I read the following discouraging message, but it is very old
http//www.forensicfocus.com/index.php?name=Forums&file=viewtopic&t=6425

My questions are
1. Do you know any open source tool to recover an overwritten MFT and the file names?
(I already tried MFTExtractor, Analyze-MFT and List-mft with no luck)

2. Can I correlate the data in sdb because I can fetch the same *.iso from the Debian servers?

 
Posted : 15/03/2018 9:49 am
jaclaz
(@jaclaz)
Posts: 5135
Illustrious Member
 

An overwritten $MFT (like *any* overwritten data) is gone forever and cannot be retrieved.

BUT "normally" the $MFT is NOT at the beginning of a NTFS volume.

If the volume is anything bigger than around 5-6 Gb, the $MFT by default is placed on cluster 0xC0000 i.e. 786,432 thus, since (again "normally") the cluster size is 8 sectors, given that the device has 512 bytes sector, this means that the $MFT starts at offset (relative to the beginning of the partition/volume) 786432*4096=3,221,225,472.

You can easily check where the $MFT was before by analyzing the backup bootsector, that shouldn't have been overwritten.
(a NTFS file system on hard disk creates a backup bootsector as last sector of the partition - outside the volume but inside the partition).

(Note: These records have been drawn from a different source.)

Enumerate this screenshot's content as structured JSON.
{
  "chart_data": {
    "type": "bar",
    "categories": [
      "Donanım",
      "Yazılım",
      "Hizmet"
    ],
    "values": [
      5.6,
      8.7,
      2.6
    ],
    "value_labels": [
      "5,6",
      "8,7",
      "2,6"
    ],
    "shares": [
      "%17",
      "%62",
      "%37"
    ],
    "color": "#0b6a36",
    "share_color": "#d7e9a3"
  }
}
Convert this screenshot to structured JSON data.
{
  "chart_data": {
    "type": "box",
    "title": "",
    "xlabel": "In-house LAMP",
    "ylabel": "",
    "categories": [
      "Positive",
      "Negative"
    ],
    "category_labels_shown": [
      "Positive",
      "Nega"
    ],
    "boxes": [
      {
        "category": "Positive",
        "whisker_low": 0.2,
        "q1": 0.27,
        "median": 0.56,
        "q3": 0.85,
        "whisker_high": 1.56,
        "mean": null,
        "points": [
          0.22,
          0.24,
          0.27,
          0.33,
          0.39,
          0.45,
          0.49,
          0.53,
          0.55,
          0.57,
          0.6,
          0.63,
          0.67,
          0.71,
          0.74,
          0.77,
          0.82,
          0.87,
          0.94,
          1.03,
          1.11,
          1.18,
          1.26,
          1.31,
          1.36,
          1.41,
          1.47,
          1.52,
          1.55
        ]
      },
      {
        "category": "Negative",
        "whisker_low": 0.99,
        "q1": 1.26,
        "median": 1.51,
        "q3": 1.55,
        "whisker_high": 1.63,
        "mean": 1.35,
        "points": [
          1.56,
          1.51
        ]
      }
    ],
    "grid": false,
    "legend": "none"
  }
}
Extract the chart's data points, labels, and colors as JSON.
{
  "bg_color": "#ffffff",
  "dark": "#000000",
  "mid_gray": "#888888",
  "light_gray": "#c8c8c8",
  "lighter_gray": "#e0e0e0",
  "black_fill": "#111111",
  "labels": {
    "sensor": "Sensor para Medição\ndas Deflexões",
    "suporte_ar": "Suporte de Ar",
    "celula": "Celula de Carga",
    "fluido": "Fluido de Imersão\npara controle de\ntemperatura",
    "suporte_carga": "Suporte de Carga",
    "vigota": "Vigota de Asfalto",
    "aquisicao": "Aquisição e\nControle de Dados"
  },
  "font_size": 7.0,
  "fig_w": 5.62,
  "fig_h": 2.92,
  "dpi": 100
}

The dd command that was executed should have altered the partition table [1] entry (00 ing it), so you should be not able to find it easily and confirm the offset, but you can carve the for a NTFS boosector.

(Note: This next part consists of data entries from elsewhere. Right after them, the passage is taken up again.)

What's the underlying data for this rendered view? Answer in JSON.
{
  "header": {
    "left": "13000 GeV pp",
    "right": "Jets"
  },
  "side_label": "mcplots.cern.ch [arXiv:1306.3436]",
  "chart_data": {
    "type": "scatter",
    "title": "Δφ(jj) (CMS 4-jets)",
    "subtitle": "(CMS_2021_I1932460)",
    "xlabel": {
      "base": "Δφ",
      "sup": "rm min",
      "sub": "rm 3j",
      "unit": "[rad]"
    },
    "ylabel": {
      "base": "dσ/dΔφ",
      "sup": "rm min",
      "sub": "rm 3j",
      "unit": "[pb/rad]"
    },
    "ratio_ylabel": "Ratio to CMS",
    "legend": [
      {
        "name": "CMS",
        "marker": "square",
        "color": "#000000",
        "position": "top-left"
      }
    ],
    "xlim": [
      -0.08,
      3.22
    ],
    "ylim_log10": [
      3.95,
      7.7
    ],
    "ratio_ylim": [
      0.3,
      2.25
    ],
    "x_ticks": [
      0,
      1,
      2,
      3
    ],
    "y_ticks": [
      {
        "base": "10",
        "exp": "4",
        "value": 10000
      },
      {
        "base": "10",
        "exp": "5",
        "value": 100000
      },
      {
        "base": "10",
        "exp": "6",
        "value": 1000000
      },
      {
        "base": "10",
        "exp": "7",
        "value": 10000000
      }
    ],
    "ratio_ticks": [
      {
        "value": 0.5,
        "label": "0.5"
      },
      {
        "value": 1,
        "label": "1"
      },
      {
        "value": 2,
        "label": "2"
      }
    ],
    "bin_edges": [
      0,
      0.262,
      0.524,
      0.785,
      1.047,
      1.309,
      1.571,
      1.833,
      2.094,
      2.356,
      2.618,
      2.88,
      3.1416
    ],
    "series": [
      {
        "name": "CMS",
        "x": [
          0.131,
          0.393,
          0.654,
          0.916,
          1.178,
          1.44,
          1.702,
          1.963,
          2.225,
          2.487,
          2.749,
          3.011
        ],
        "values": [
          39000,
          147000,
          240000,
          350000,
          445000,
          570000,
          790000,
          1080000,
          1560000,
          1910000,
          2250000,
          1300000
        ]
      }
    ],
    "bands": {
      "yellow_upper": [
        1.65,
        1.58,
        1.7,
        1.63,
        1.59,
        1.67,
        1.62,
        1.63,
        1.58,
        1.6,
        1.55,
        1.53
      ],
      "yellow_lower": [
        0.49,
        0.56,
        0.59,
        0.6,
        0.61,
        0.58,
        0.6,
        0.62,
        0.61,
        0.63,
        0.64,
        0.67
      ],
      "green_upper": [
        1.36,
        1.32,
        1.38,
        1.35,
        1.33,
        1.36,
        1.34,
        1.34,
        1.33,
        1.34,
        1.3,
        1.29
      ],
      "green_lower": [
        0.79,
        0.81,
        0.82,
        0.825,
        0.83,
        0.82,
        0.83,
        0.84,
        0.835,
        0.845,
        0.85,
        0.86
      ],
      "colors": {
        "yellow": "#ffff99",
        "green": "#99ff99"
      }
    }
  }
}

Now the question is, was the time the dd ran enough to overwrite roughly 3 Gb of hard disk?

If yes, then the $MFT is gone. (

If not, then the $MFT is still there. )

Depending on a number of factors, if only a part of the $MFT has been overwritten, whatever remaining parts of the $MFT could be recoverable, but that would be a lot of work.

You can try using DMDE (although there exists a Linux version I never used it, the Windows GUI version works fine)
http//dmde.com/

Besides that, there are a number of tools by our friend Joachim Schicht dedicated to analyze the $MFT and other NTFS file system structure that may be useful
https://github.com/jschicht

jaclaz

[1] but still if you see the /sdb1 as NTFS, that didn't happen? ?

 
Posted : 15/03/2018 11:57 am
JaredDM
(@jareddm)
Posts: 118
Estimable Member
 

The beginning part of the MFT is typically around the 6-7Million sector range on most computers, so roughly 3Gb in on the disk. Assuming a write speed of 150Mb/s (probably was even slower) it's likely that only the first 1.5Gb was overwritten in 10 seconds. So it's unlikely that the MFT had much overwritten at all in that amount of time. Also, later parts of the MFT (which is prone to fragmentation) are often found later in the disk, sometimes around the 50% mark.

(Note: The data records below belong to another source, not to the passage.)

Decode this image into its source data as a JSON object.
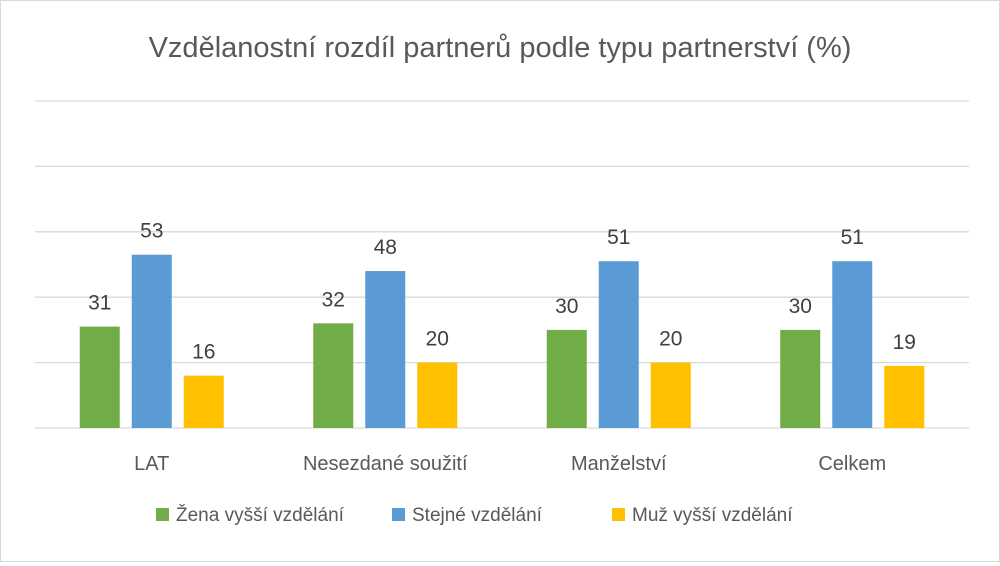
{
  "chart_data": {
    "type": "bar",
    "title": "Vzdělanostní rozdíl partnerů podle typu partnerství (%)",
    "xlabel": "",
    "ylabel": "",
    "categories": [
      "LAT",
      "Nesezdané soužití",
      "Manželství",
      "Celkem"
    ],
    "series": [
      {
        "name": "Žena vyšší vzdělání",
        "values": [
          31,
          32,
          30,
          30
        ],
        "color": "#70ad47"
      },
      {
        "name": "Stejné vzdělání",
        "values": [
          53,
          48,
          51,
          51
        ],
        "color": "#5b9bd5"
      },
      {
        "name": "Muž vyšší vzdělání",
        "values": [
          16,
          20,
          20,
          19
        ],
        "color": "#ffc000"
      }
    ],
    "ylim": [
      0,
      100
    ],
    "grid": true,
    "legend": "bottom",
    "data_labels": true
  }
}
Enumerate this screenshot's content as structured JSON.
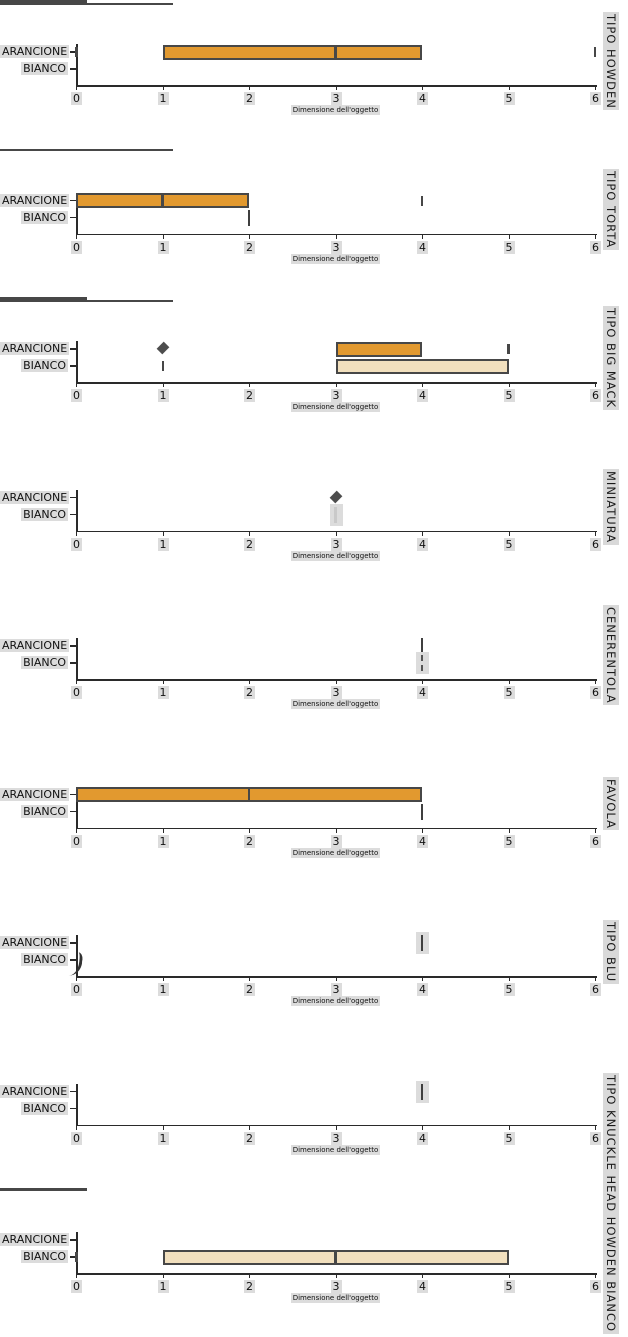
{
  "colors": {
    "orange_box": "#E2992F",
    "beige_box": "#F2E0BE",
    "box_border": "#474747",
    "axis_line": "#2a2a2a",
    "text_highlight_bg": "#dcdcdc",
    "outlier": "#4d4d4d"
  },
  "axis": {
    "xlabel": "Dimensione dell'oggetto",
    "xmin": 0,
    "xmax": 6,
    "ticks": [
      0,
      1,
      2,
      3,
      4,
      5,
      6
    ],
    "categories": [
      "ARANCIONE",
      "BIANCO"
    ]
  },
  "chart_data": [
    {
      "type": "box",
      "title": "TIPO HOWDEN",
      "xlabel": "Dimensione dell'oggetto",
      "xlim": [
        0,
        6
      ],
      "groups": [
        {
          "category": "ARANCIONE",
          "fill": "orange",
          "q1": 1,
          "median": 3,
          "q3": 4,
          "whisker_low": 0,
          "whisker_high": 6,
          "outliers": []
        },
        {
          "category": "BIANCO"
        }
      ]
    },
    {
      "type": "box",
      "title": "TIPO TORTA",
      "xlabel": "Dimensione dell'oggetto",
      "xlim": [
        0,
        6
      ],
      "groups": [
        {
          "category": "ARANCIONE",
          "fill": "orange",
          "q1": 0,
          "median": 1,
          "q3": 2,
          "whisker_low": 0,
          "whisker_high": 4,
          "outliers": []
        },
        {
          "category": "BIANCO",
          "single_value": 2,
          "style": "solid"
        }
      ]
    },
    {
      "type": "box",
      "title": "TIPO BIG MACK",
      "xlabel": "Dimensione dell'oggetto",
      "xlim": [
        0,
        6
      ],
      "groups": [
        {
          "category": "ARANCIONE",
          "fill": "orange",
          "q1": 3,
          "median": 3,
          "q3": 4,
          "whisker_low": 3,
          "whisker_high": 5,
          "outliers": [
            1
          ]
        },
        {
          "category": "BIANCO",
          "fill": "beige",
          "q1": 3,
          "median": 3,
          "q3": 5,
          "whisker_low": 1,
          "whisker_high": 5,
          "outliers": []
        }
      ]
    },
    {
      "type": "box",
      "title": "MINIATURA",
      "xlabel": "Dimensione dell'oggetto",
      "xlim": [
        0,
        6
      ],
      "groups": [
        {
          "category": "ARANCIONE",
          "outliers": [
            3
          ]
        },
        {
          "category": "BIANCO",
          "single_value": 3,
          "style": "ghost"
        }
      ]
    },
    {
      "type": "box",
      "title": "CENERENTOLA",
      "xlabel": "Dimensione dell'oggetto",
      "xlim": [
        0,
        6
      ],
      "groups": [
        {
          "category": "ARANCIONE",
          "single_value": 4,
          "style": "solid"
        },
        {
          "category": "BIANCO",
          "single_value": 4,
          "style": "dashed-highlight"
        }
      ]
    },
    {
      "type": "box",
      "title": "FAVOLA",
      "xlabel": "Dimensione dell'oggetto",
      "xlim": [
        0,
        6
      ],
      "groups": [
        {
          "category": "ARANCIONE",
          "fill": "orange",
          "q1": 0,
          "median": 2,
          "q3": 4,
          "whisker_low": 0,
          "whisker_high": 4,
          "outliers": []
        },
        {
          "category": "BIANCO",
          "single_value": 4,
          "style": "solid"
        }
      ]
    },
    {
      "type": "box",
      "title": "TIPO BLU",
      "xlabel": "Dimensione dell'oggetto",
      "xlim": [
        0,
        6
      ],
      "groups": [
        {
          "category": "ARANCIONE",
          "single_value": 4,
          "style": "solid-highlight"
        },
        {
          "category": "BIANCO",
          "single_value": 0,
          "style": "curve"
        }
      ]
    },
    {
      "type": "box",
      "title": "",
      "xlabel": "Dimensione dell'oggetto",
      "xlim": [
        0,
        6
      ],
      "groups": [
        {
          "category": "ARANCIONE",
          "single_value": 4,
          "style": "solid-highlight"
        },
        {
          "category": "BIANCO"
        }
      ]
    },
    {
      "type": "box",
      "title": "TIPO KNUCKLE HEAD HOWDEN BIANCO",
      "xlabel": "Dimensione dell'oggetto",
      "xlim": [
        0,
        6
      ],
      "groups": [
        {
          "category": "ARANCIONE"
        },
        {
          "category": "BIANCO",
          "fill": "beige",
          "q1": 1,
          "median": 3,
          "q3": 5,
          "whisker_low": 0,
          "whisker_high": 5,
          "outliers": []
        }
      ]
    }
  ]
}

Just as a test, I know it's not forensically sound, but perhaps you could try some good data recovery software like R-Studio or Recovery Explorer to do a scan of the data and see if it's able to piece together a usable filesystem. It might not be data you can use in court, but at least you'll know if you're just spinning your wheels or if the filesystem can be reconstructed.